There is no way to stand outside of these discourses without sounding callous, as I’m sure I do here. I think it’s important to resist the usual qualifications people making arguments similar to mine usually feel compelled to introduce—that, yes, sexual abuse of children is horrible, that it takes place far too often, that we must oppose it wherever we see it, that in this case Dylan Farrow may indeed be telling the truth, etc. To run through these qualifications (even though I suppose I just did it) is to concede the point that rejecting victimary arguments unconditionally renders one suspect. I would like to argue that victimary arguments are terrible for actual victims because they encourage people to define themselves in terms of insults and injuries received, which is to say in terms of resentments. But, like the argument some conservatives will always try to make that leftist policies are worse for blacks than for anyone else, trapping them in dependency and dysfunction, I don’t believe these arguments can stick now. The victimary has to run its course, and there’s no way of knowing when, if, or how it will exhaust itself. Abraham Lincoln’s Second Inaugural Address seems to me more prescient than ever:
“Woe unto the world because of offenses; for it must needs be that offenses come, but woe to that man by whom the offense cometh.” If we shall suppose that American slavery is one of those offenses which, in the providence of God, must needs come, but which, having continued through His appointed time, He now wills to remove, and that He gives to both North and South this terrible war as the woe due to those by whom the offense came, shall we discern therein any departure from those divine attributes which the believers in a living God always ascribe to Him? Fondly do we hope, fervently do we pray, that this mighty scourge of war may speedily pass away.
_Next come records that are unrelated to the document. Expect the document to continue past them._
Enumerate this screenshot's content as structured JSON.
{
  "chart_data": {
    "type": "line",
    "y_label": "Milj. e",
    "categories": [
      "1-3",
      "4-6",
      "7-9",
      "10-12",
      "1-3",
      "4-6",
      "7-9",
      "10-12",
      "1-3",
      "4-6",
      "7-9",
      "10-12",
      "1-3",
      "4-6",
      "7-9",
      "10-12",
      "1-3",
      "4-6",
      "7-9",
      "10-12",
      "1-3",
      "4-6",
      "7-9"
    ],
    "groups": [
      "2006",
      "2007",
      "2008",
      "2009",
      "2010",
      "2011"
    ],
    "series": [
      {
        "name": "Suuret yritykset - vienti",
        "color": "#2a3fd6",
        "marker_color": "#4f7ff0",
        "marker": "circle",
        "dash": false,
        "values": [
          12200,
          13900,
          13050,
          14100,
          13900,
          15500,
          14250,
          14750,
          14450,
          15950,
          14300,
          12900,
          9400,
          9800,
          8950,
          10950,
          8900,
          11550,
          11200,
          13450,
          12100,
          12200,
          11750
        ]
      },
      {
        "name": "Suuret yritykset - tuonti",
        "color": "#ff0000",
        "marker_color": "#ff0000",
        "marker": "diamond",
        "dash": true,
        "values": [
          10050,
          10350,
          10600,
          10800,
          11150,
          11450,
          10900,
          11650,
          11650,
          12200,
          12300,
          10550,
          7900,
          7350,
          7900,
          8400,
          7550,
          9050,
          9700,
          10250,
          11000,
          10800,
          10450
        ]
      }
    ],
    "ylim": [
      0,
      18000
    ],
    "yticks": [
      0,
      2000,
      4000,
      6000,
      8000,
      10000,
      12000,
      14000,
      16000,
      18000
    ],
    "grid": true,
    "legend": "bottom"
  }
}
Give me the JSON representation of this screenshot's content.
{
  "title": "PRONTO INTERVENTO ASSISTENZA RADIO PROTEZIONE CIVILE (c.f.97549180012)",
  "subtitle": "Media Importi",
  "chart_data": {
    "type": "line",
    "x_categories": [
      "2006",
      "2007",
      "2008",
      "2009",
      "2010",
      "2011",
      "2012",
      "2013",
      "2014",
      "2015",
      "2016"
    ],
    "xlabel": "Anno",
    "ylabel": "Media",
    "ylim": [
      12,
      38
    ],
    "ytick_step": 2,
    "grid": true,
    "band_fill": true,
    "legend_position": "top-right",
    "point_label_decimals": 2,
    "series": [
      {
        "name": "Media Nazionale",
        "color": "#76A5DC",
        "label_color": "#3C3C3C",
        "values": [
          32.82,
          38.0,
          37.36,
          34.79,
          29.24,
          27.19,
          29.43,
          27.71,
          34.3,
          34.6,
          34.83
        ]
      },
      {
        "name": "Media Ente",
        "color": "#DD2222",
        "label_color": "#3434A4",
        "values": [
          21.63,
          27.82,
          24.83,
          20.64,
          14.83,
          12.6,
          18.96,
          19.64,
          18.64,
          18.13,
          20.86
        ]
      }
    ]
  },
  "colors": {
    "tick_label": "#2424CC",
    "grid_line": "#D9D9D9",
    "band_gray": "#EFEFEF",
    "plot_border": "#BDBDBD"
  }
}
Yet, if God wills that it continue until all the wealth piled by the bondsman’s two hundred and fifty years of unrequited toil shall be sunk, and until every drop of blood drawn with the lash shall be paid by another drawn with the sword, as was said three thousand years ago, so still it must be said “the judgments of the Lord are true and righteous altogether.”
Victimary thinking is based on the conviction that if there were a God He would will it that all the wealth produced through any asymmetrical relation whatsoever be sunk, and that whatever looks to us like a humiliating experience in the past must be repaid by equivalent humiliation in contemporary coin.